Misalnya, saya pernah bekerja dengan tim kecil untuk merancang kembali situs web untuk usaha rintisan e-commerce. Pada awal proyek, tim kami gagal memenuhi tenggat waktu dan menanggapi perubahan permintaan secara efektif. Masalah manajemen proyek kami dengan cepat menyebabkan perpanjangan tenggat waktu yang mahal. Untuk menyelesaikan masalah ini, kami mengadopsi pendekatan manajemen proyek hybrid yang menggabungkan elemen Kanban dan Scrum. Kami menggunakan papan Kanban digital untuk memvisualisasikan alur kerja kami dan memastikan kami memiliki cukup banyak tugas untuk diselesaikan. Kami juga memperkenalkan stand-up harian dan sprint dua minggu untuk menyesuaikan perubahan kebutuhan dan memastikan penyelesaian tugas yang cepat. Dengan menetapkan peran yang jelas, mengoptimalkan proses kerja, dan memanfaatkan alat kolaborasi, kami mengubah tim kami yang tidak terkoordinasi menjadi unit yang terorganisir, tangkas, dan efisien.

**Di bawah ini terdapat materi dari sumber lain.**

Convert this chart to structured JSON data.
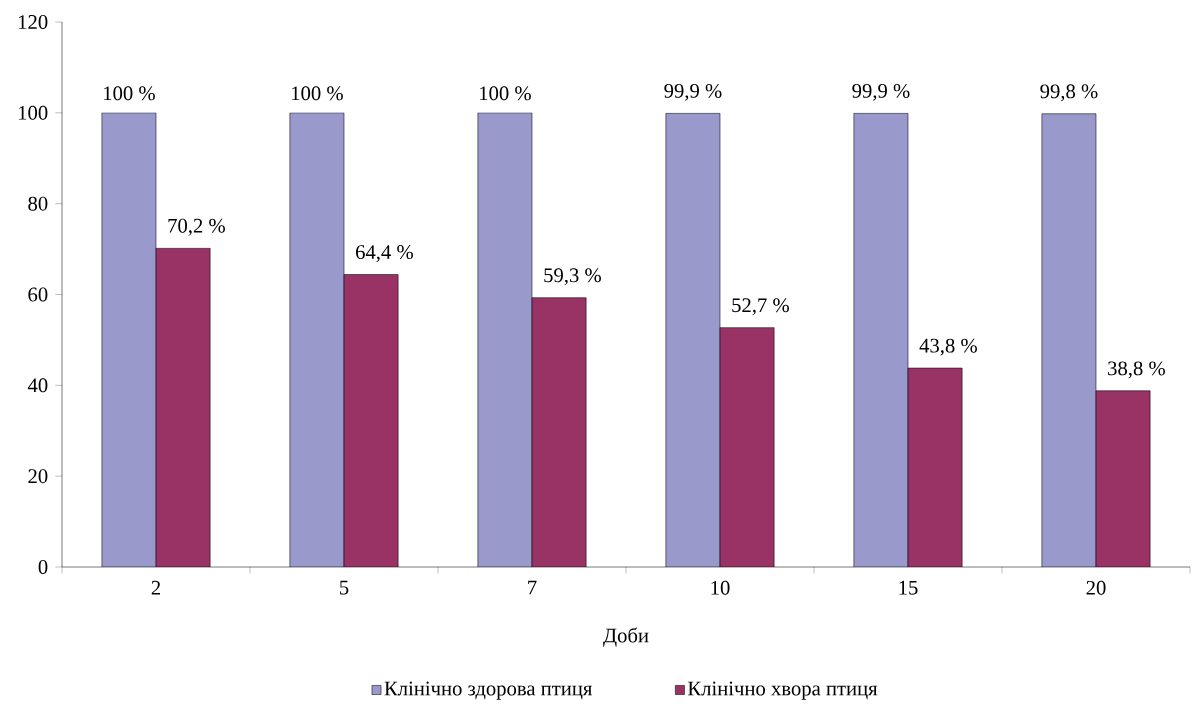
{
  "chart_data": {
    "type": "bar",
    "xlabel": "Доби",
    "categories": [
      "2",
      "5",
      "7",
      "10",
      "15",
      "20"
    ],
    "series": [
      {
        "name": "Клінічно здорова птиця",
        "color": "#9999cc",
        "values": [
          100,
          100,
          100,
          99.9,
          99.9,
          99.8
        ],
        "value_labels": [
          "100 %",
          "100 %",
          "100 %",
          "99,9 %",
          "99,9 %",
          "99,8 %"
        ]
      },
      {
        "name": "Клінічно хвора птиця",
        "color": "#993366",
        "values": [
          70.2,
          64.4,
          59.3,
          52.7,
          43.8,
          38.8
        ],
        "value_labels": [
          "70,2 %",
          "64,4 %",
          "59,3 %",
          "52,7 %",
          "43,8 %",
          "38,8 %"
        ]
      }
    ],
    "ylim": [
      0,
      120
    ],
    "yticks": [
      0,
      20,
      40,
      60,
      80,
      100,
      120
    ],
    "legend": "bottom"
  }
}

Bergantung pada ruang lingkup proyek dan anggota tim, kerangka manajemen proyek tertentu akan bekerja lebih baik daripada yang lain. Jadi, pilihlah yang paling sesuai dengan tim Anda. Seperti halnya design thinking, pendekatan manajemen proyek bersifat iteratif dan terus berkembang. Jika kebutuhan dan persyaratan proyek berubah, jangan ragu untuk melakukan penyesuaian pada pendekatan manajemen proyek Anda.

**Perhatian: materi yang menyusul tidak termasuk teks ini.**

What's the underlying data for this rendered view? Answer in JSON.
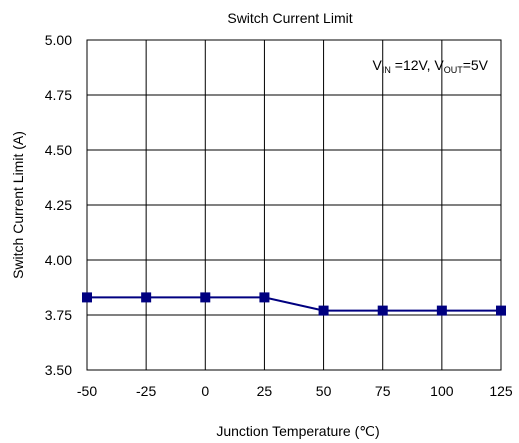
{
  "chart_data": {
    "type": "line",
    "title": "Switch Current Limit",
    "xlabel": "Junction Temperature (℃)",
    "ylabel": "Switch Current Limit (A)",
    "x": [
      -50,
      -25,
      0,
      25,
      50,
      75,
      100,
      125
    ],
    "xlim": [
      -50,
      125
    ],
    "ylim": [
      3.5,
      5.0
    ],
    "xticks": [
      "-50",
      "-25",
      "0",
      "25",
      "50",
      "75",
      "100",
      "125"
    ],
    "yticks": [
      "5.00",
      "4.75",
      "4.50",
      "4.25",
      "4.00",
      "3.75",
      "3.50"
    ],
    "grid": true,
    "series": [
      {
        "values": [
          3.83,
          3.83,
          3.83,
          3.83,
          3.77,
          3.77,
          3.77,
          3.77
        ],
        "color": "#000080",
        "marker": "square"
      }
    ],
    "annotation": {
      "v": "V",
      "in_sub": "IN",
      "mid": " =12V, V",
      "out_sub": "OUT",
      "tail": "=5V"
    }
  }
}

Mulailah dengan Mengidentifikasi Masalah
Desain adalah cara berpikir yang bisa diterapkan pada masalah yang tidak ada hubungannya dengan desain. Design thinking adalah tentang mengidentifikasi dan memecahkan masalah bisnis. Misalnya, katakanlah Anda adalah seorang manajer produk di sebuah perusahaan layanan pelanggan yang bekerja untuk meningkatkan pengalaman pengguna dengan anggaran terbatas. Anda dapat memanfaatkan prinsip-prinsip design thinking untuk mengidentifikasi kebutuhan pelanggan dan menemukan solusi inovatif untuk mengatasi keterbatasan anggaran.
Untuk mulai berpikir seperti seorang desainer, Anda perlu mengembangkan kerangka berpikir dan merangkul pola pikir iteratif. Mulailah dengan mempraktikkan empati, ketekunan, dan keingintahuan. Tanyakan "mengapa" sesering mungkin dan lihat sesuatu dari perspektif orang lain. Sebagian besar, cobalah untuk tidak puas dengan jawaban yang jelas. Fokus pada ruang masalah dan Anda akan menemukan banyak solusi.
Dengan memanfaatkan kerangka kerja design thinking enam langkah, mengadopsi pendekatan multidisipliner, memvisualisasikan informasi, dan mengimplementasikan kerangka kerja manajemen proyek yang sesuai, Anda dapat memecahkan masalah bisnis yang paling kompleks sekalipun.